Der anhaltenden Schwäche der Autoindustrie kann sich der Zulieferer dennoch nicht länger entziehen. Konzernchef Rolf Breidenbach räumte ein, dass sich die Rahmenbedingungen für Hella im zurückliegenden Geschäftsjahr spürbar verschlechtert hätten. Dennoch geht er davon aus, dass Hella auch künftig stärker als der Markt wachsen werde. Breidenbach verweist dabei unter anderem auf die strategische Ausrichtung des Konzerns auf Zukunftsfelder wie Autonomes Fahren und Elektromobilität.

Der Autozulieferer hatte bereits Eckdaten für das Ende Mai abgelaufene Geschäftsjahr 2018/2019 mitgeteilt. Das um Restrukturierungsmaßnahmen und Portfolioeffekte bereinigte operative Ergebnis (bereinigtes Ebit) hatte sich um 5,9 Prozent auf 585 Millionen Euro verbessert. Der berichtete Umsatz war im Vergleich zum Vorjahr von 7,1 auf 7,0 Milliarden Euro zurückgegangen. Diese Zahlen bestätigte Hella nun.

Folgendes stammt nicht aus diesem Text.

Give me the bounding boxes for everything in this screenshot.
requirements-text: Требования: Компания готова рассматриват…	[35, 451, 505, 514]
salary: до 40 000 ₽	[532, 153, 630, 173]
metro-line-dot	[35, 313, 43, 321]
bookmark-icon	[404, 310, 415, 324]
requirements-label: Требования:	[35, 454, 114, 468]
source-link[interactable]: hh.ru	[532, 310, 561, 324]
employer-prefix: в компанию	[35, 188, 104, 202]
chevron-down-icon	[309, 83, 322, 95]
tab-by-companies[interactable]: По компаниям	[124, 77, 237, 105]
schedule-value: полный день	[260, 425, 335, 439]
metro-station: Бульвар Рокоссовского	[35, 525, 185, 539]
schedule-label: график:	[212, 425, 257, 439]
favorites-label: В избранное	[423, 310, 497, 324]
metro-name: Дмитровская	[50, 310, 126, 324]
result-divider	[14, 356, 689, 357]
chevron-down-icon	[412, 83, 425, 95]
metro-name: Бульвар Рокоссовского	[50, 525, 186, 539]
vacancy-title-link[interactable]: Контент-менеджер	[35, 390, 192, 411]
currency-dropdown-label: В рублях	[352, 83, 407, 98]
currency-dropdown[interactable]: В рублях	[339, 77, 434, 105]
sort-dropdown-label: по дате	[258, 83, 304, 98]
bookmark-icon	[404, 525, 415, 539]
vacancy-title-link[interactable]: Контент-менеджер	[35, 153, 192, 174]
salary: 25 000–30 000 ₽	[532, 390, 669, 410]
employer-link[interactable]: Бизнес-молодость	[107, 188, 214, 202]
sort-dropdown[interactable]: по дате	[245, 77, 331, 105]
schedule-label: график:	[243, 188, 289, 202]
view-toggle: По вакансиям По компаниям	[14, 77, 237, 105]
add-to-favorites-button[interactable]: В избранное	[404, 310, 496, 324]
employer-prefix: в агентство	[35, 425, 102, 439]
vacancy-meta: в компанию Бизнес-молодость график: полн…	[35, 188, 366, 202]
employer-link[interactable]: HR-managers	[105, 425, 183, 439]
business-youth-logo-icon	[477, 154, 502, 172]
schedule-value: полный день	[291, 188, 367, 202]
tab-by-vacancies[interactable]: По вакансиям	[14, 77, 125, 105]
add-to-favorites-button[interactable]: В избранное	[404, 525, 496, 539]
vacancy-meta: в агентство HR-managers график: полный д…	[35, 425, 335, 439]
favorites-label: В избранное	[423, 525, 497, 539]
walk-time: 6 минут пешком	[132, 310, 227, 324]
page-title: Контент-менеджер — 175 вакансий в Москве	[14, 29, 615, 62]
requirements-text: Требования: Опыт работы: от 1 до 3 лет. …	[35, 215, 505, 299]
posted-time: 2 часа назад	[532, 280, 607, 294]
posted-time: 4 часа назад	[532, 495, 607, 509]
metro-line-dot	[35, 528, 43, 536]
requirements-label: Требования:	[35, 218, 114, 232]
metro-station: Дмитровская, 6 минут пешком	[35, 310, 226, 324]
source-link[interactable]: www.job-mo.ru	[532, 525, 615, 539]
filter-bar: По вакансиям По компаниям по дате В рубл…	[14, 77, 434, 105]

Um seine Aktionäre trotz der trüber gewordenen Aussichten bei der Stange zu halten, hatte Hella zusätzlich zur regulären Dividende in Höhe von 1,05 Euro je Aktie auch eine Sonderdividende von 2,30 Euro je Anteilsschein angekündigt. Das Geld kommt im wesentlichen aus dem Verkauf des Großhandelsgeschäfts.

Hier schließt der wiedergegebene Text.